If joining parts with different cross-sections and specific waveguide structures (e.g. photonic crystal fibers) as well as different dopings are to be connected with low losses but maintain mechanical stability, CO2 laser splicing can be used to achieve this with outstanding quality.
Procedure
In contrast to commercially-available splicing equipment, the Fraunhofer IOF uses a system with a CO2 laser as its heating source. The reason for this is the fact that glass can excellently absorb this laser wavelength.
Using special beam shaping, a precise laser effect zone is generated which, using a computer-controlled process, supplies outstanding splicing quality and reproducibility.
The large working distance offers the option to produce various high-performance components from doped or pure silica glass.
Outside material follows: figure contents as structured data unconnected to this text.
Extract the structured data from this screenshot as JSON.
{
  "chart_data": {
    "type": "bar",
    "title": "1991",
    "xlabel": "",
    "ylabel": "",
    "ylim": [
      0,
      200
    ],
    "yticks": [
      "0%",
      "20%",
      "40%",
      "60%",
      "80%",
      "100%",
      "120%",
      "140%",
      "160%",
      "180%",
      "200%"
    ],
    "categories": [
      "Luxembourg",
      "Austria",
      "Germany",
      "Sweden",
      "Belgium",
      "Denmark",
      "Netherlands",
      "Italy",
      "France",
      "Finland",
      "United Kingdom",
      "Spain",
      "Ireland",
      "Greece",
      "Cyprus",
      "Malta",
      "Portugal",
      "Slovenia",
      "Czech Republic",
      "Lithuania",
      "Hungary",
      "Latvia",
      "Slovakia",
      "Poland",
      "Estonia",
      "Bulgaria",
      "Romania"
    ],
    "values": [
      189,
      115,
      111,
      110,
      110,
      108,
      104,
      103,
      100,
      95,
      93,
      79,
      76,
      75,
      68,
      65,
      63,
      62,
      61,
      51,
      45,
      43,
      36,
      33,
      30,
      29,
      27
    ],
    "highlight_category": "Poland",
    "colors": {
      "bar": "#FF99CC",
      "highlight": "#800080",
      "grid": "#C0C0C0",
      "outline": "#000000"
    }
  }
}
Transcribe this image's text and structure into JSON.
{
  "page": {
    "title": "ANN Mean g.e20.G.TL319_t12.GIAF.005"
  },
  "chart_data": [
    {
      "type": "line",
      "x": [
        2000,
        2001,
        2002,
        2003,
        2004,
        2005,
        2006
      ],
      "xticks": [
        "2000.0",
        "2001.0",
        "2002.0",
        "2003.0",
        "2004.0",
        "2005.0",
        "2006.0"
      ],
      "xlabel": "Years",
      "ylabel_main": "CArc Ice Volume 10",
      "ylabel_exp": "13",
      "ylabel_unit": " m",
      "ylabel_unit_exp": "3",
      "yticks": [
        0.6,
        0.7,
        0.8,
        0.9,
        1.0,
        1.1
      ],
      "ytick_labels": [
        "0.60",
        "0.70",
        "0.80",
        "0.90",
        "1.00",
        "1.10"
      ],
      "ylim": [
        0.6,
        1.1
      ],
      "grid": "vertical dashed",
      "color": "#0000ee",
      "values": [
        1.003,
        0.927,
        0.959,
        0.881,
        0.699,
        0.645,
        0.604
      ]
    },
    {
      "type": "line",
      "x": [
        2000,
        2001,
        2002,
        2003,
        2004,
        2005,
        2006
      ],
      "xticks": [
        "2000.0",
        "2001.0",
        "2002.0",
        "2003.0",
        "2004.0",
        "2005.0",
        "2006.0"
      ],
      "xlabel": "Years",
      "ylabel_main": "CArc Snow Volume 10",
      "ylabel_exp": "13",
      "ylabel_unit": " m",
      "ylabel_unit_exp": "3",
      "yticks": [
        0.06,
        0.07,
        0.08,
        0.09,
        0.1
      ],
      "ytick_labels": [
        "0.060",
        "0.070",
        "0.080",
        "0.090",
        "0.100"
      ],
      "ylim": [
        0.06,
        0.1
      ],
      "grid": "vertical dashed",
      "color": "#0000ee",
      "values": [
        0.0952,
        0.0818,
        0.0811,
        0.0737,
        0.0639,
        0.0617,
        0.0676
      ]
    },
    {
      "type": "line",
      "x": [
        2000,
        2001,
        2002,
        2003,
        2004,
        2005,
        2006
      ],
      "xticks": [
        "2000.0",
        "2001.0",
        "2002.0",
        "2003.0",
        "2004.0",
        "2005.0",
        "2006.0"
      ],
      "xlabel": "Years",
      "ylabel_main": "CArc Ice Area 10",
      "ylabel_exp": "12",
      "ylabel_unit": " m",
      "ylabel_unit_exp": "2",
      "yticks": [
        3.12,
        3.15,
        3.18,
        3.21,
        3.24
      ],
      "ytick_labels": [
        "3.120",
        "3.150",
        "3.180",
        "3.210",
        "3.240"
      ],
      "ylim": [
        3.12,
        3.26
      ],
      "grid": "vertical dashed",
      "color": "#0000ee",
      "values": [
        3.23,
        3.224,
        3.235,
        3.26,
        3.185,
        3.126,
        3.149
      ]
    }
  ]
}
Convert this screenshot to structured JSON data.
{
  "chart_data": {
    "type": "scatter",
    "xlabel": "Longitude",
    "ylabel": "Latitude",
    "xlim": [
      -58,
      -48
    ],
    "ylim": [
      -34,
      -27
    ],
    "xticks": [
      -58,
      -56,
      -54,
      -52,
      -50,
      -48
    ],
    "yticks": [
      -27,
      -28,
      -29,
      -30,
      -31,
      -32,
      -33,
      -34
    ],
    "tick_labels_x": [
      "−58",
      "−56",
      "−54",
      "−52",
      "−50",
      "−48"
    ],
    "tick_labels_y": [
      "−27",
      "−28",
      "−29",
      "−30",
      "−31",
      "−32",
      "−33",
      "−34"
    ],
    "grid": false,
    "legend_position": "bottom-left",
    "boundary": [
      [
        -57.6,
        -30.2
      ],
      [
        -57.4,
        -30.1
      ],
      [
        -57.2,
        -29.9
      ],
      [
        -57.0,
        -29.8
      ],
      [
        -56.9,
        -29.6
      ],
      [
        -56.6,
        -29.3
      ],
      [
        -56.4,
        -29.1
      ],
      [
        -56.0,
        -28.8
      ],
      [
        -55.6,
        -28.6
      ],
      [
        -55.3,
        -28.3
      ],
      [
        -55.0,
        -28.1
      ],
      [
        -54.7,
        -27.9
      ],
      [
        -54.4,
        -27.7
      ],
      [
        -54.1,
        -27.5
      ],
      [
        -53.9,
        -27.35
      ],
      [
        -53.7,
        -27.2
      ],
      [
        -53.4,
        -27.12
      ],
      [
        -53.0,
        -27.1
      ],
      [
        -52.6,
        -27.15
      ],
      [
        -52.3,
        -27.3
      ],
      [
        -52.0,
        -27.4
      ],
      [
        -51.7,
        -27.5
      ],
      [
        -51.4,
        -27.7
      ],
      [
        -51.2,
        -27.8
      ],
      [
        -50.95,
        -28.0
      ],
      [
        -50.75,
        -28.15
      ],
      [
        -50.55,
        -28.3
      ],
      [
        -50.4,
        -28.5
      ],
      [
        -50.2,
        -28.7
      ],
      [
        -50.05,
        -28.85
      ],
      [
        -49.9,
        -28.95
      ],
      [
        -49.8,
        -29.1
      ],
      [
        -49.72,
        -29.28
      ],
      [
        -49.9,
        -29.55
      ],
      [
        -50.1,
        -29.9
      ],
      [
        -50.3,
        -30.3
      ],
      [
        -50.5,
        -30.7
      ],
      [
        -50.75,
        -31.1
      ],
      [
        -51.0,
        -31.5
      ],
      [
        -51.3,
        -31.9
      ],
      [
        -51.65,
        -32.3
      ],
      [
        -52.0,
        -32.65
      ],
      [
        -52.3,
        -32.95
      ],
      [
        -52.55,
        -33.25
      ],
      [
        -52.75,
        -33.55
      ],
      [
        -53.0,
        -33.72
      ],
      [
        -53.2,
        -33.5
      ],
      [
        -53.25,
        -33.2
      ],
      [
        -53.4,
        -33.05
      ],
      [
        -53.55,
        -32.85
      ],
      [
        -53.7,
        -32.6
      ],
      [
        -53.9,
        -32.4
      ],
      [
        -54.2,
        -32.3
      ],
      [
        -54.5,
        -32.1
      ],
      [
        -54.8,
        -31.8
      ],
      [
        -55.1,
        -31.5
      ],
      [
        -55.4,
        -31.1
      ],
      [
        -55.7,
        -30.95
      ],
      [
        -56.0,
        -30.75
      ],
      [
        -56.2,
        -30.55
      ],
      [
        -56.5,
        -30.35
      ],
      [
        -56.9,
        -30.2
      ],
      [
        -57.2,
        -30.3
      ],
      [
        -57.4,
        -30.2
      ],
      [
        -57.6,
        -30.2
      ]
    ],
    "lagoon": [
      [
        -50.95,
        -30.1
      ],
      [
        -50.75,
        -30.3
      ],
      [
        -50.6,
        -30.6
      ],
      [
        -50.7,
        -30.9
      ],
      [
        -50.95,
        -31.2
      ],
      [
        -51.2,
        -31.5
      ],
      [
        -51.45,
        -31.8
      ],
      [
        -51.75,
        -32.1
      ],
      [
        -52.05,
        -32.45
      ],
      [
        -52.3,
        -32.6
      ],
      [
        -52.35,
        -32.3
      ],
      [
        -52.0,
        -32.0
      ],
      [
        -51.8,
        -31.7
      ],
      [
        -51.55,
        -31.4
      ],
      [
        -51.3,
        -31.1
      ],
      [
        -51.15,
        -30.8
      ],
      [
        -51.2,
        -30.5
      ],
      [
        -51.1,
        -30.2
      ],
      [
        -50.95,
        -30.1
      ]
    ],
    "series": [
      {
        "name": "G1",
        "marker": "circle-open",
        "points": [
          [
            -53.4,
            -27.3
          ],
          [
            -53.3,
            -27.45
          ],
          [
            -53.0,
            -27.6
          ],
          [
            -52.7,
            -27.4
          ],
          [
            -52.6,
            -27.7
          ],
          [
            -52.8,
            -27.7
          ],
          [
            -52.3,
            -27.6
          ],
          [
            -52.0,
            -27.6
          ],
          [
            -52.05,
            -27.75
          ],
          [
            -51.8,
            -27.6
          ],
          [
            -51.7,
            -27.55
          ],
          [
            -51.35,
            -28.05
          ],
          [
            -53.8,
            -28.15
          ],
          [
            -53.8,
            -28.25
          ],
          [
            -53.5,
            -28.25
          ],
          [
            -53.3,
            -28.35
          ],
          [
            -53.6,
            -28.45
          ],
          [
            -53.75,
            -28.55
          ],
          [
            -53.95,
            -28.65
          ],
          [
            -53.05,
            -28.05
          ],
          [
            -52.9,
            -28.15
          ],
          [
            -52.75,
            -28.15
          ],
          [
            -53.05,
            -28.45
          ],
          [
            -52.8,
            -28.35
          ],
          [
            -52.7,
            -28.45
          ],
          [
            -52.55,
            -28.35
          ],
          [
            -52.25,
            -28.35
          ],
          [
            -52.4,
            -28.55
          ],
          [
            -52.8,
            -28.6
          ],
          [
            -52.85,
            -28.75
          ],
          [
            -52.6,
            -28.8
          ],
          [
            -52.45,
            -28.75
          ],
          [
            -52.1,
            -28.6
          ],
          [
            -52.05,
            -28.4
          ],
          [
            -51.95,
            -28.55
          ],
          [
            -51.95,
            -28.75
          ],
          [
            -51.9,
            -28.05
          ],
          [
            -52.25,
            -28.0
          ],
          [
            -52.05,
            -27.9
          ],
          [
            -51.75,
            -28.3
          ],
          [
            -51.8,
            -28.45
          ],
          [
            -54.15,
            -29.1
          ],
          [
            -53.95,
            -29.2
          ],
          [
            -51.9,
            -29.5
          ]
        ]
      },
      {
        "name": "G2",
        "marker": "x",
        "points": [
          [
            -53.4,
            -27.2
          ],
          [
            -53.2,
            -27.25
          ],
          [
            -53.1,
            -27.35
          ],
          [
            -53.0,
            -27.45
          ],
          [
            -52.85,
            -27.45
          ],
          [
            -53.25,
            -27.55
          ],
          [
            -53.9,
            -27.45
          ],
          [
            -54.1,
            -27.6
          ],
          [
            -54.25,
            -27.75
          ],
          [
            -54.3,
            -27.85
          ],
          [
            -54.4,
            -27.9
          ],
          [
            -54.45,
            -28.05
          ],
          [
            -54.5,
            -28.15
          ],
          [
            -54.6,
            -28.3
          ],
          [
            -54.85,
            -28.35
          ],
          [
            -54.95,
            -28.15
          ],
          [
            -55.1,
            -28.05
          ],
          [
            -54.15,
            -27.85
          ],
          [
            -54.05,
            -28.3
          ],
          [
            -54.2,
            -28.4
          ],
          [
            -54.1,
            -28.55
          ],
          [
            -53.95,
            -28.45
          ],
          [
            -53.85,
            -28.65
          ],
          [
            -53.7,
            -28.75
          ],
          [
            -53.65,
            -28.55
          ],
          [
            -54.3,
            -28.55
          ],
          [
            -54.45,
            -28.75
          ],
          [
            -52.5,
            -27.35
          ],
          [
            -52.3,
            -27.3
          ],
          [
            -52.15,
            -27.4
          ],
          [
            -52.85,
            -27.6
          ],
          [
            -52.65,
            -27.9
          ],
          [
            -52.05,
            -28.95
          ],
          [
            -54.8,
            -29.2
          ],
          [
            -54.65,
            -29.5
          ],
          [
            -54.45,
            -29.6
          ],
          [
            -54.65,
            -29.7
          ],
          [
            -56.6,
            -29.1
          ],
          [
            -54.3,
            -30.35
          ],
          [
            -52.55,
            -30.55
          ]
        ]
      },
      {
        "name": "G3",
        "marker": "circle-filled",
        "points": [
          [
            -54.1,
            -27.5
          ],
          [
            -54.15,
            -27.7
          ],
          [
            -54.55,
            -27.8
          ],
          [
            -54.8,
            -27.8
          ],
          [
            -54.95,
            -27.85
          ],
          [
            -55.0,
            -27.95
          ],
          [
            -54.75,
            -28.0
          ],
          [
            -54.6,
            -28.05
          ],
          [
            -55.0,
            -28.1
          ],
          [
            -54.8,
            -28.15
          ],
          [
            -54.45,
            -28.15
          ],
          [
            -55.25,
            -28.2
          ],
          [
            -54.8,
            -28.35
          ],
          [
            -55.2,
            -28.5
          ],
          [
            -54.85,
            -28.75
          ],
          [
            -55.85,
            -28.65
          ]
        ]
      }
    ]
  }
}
Contamination from process gases or deposits of electrodes or filaments is not possible.
With the stability and flexibility of the splicing processes, rapid change between different parts to be joined is possible if the parameters have been uniquely set in advance.
Application
CO2 laser splicing is an outstanding method for producing high-performance components such as the joining of all types of optical fibers (SM, MM, PCF, …) at end caps from silica glass with various diameters. The end cap reduces not just the laser power density at the glass-air boundary but also serves as a fiber holder and can be additionally functionalized (antireflective coating, wedge angle, spherical/aspherical surface).